By Elizabeth Willoughby on
Actor George Clooney's much anticipated meeting with American President Barack Obama took place this week, with great success.
Though Clooney has been campaigning about the genocide occurring in Darfur for years and founded the Not On Our Watch campaign to raise awareness, he has said that the situation is not getting better; in fact it’s getting worse.
Undeterred, Clooney said: “Of course it’s complex, but when you see entire villages raped and killed, wells poisoned and then filled with the bodies of its villagers, then all complexities disappear and it comes down simply to right and wrong.”
Still, because Clooney has seen little improvement in the region over the past few years, he says Darfur is in dire need of real and effective measures. Leading up to his meeting with Obama, Clooney said, “The status quo is unacceptable. We want [Obama] to appoint a high-level, fulltime diplomat to negotiate and work hard every day for a peace treaty.”

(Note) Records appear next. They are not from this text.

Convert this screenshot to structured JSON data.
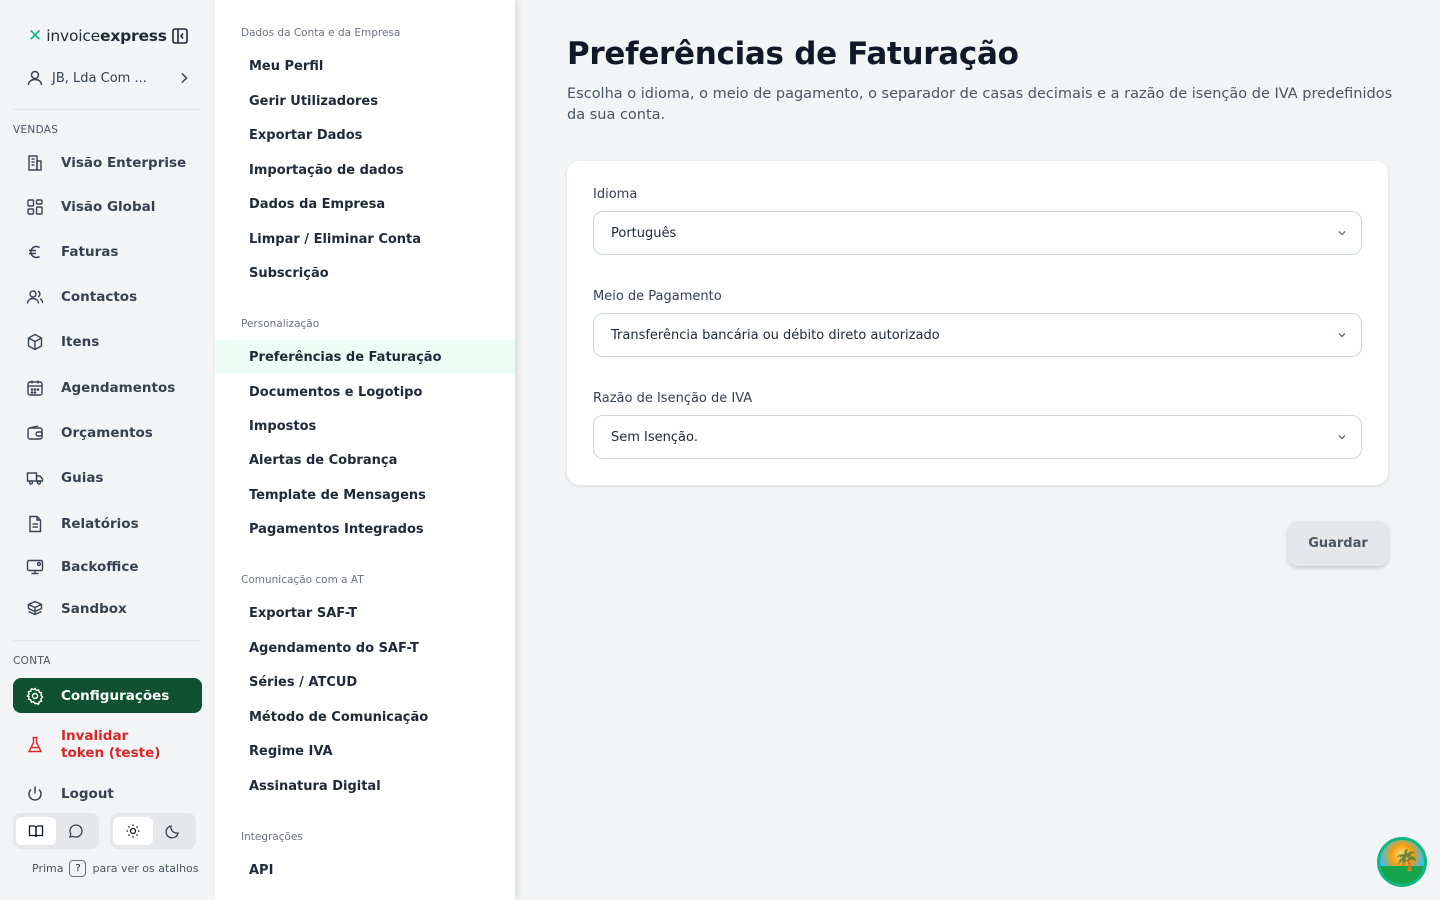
{
  "brand": {
    "mark": "✕",
    "name_light": "invoice",
    "name_bold": "express"
  },
  "account": {
    "label": "JB, Lda Com ..."
  },
  "sidebar": {
    "sections": {
      "sales": "VENDAS",
      "account": "CONTA"
    },
    "sales_items": [
      {
        "label": "Visão Enterprise",
        "icon": "building-icon"
      },
      {
        "label": "Visão Global",
        "icon": "dashboard-grid-icon"
      },
      {
        "label": "Faturas",
        "icon": "euro-icon"
      },
      {
        "label": "Contactos",
        "icon": "users-icon"
      },
      {
        "label": "Itens",
        "icon": "box-icon"
      },
      {
        "label": "Agendamentos",
        "icon": "calendar-icon"
      },
      {
        "label": "Orçamentos",
        "icon": "wallet-icon"
      },
      {
        "label": "Guias",
        "icon": "truck-icon"
      },
      {
        "label": "Relatórios",
        "icon": "report-icon"
      },
      {
        "label": "Backoffice",
        "icon": "monitor-icon"
      },
      {
        "label": "Sandbox",
        "icon": "boxes-icon"
      }
    ],
    "account_items": [
      {
        "label": "Configurações",
        "icon": "gear-icon",
        "active": true
      },
      {
        "label": "Invalidar token (teste)",
        "icon": "flask-icon"
      },
      {
        "label": "Logout",
        "icon": "power-icon"
      }
    ],
    "shortcut_hint": {
      "prefix": "Prima",
      "key": "?",
      "suffix": "para ver os atalhos"
    }
  },
  "submenu": {
    "sections": [
      {
        "title": "Dados da Conta e da Empresa",
        "items": [
          "Meu Perfil",
          "Gerir Utilizadores",
          "Exportar Dados",
          "Importação de dados",
          "Dados da Empresa",
          "Limpar / Eliminar Conta",
          "Subscrição"
        ]
      },
      {
        "title": "Personalização",
        "items": [
          "Preferências de Faturação",
          "Documentos e Logotipo",
          "Impostos",
          "Alertas de Cobrança",
          "Template de Mensagens",
          "Pagamentos Integrados"
        ]
      },
      {
        "title": "Comunicação com a AT",
        "items": [
          "Exportar SAF-T",
          "Agendamento do SAF-T",
          "Séries / ATCUD",
          "Método de Comunicação",
          "Regime IVA",
          "Assinatura Digital"
        ]
      },
      {
        "title": "Integrações",
        "items": [
          "API"
        ]
      }
    ],
    "active_item": "Preferências de Faturação"
  },
  "main": {
    "title": "Preferências de Faturação",
    "description": "Escolha o idioma, o meio de pagamento, o separador de casas decimais e a razão de isenção de IVA predefinidos da sua conta.",
    "fields": {
      "language": {
        "label": "Idioma",
        "value": "Português"
      },
      "payment": {
        "label": "Meio de Pagamento",
        "value": "Transferência bancária ou débito direto autorizado"
      },
      "vat_exemption": {
        "label": "Razão de Isenção de IVA",
        "value": "Sem Isenção."
      }
    },
    "save_label": "Guardar"
  },
  "colors": {
    "active_nav": "#0f5132",
    "accent": "#10b981",
    "danger": "#dc2626",
    "active_submenu_bg": "#ecfdf5"
  }
}
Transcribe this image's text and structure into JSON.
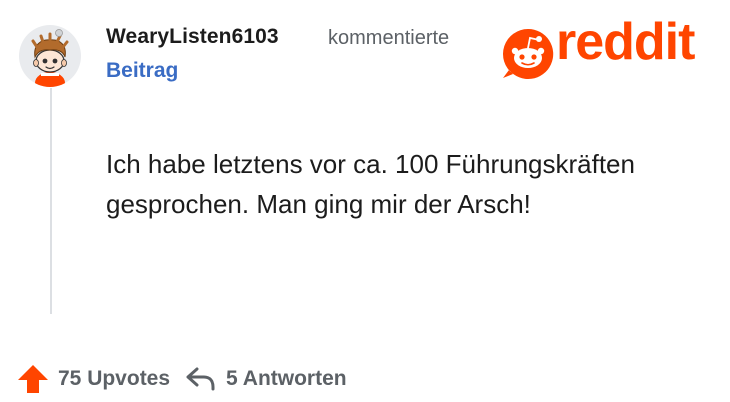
{
  "comment": {
    "username": "WearyListen6103",
    "action": "kommentierte",
    "post_link": "Beitrag",
    "text": "Ich habe letztens vor ca. 100 Führungskräften gesprochen. Man ging mir der Arsch!"
  },
  "brand": {
    "logo_text": "reddit",
    "accent_color": "#ff4500"
  },
  "footer": {
    "upvotes_label": "75 Upvotes",
    "replies_label": "5 Antworten"
  },
  "icons": {
    "avatar": "snoo-avatar-icon",
    "logo": "reddit-snoo-icon",
    "upvote": "upvote-arrow-icon",
    "reply": "reply-arrow-icon"
  }
}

And that may be what he just got – a long-term envoy reporting directly to the White House, "working on this every day – getting up every morning with their sole job to find peace in the area.
“We talked about this being an opportunity,” Clooney said on CNN’s Larry King Live about the meeting with US President Barak Obama and Vice President Joe Biden. "Not just for the United States, but all of us together to work with the international community in a real diplomatic effort to try and bring some sort of peace to this region.
"I think somehow we should all know that these people are hanging on by the skin of their teeth."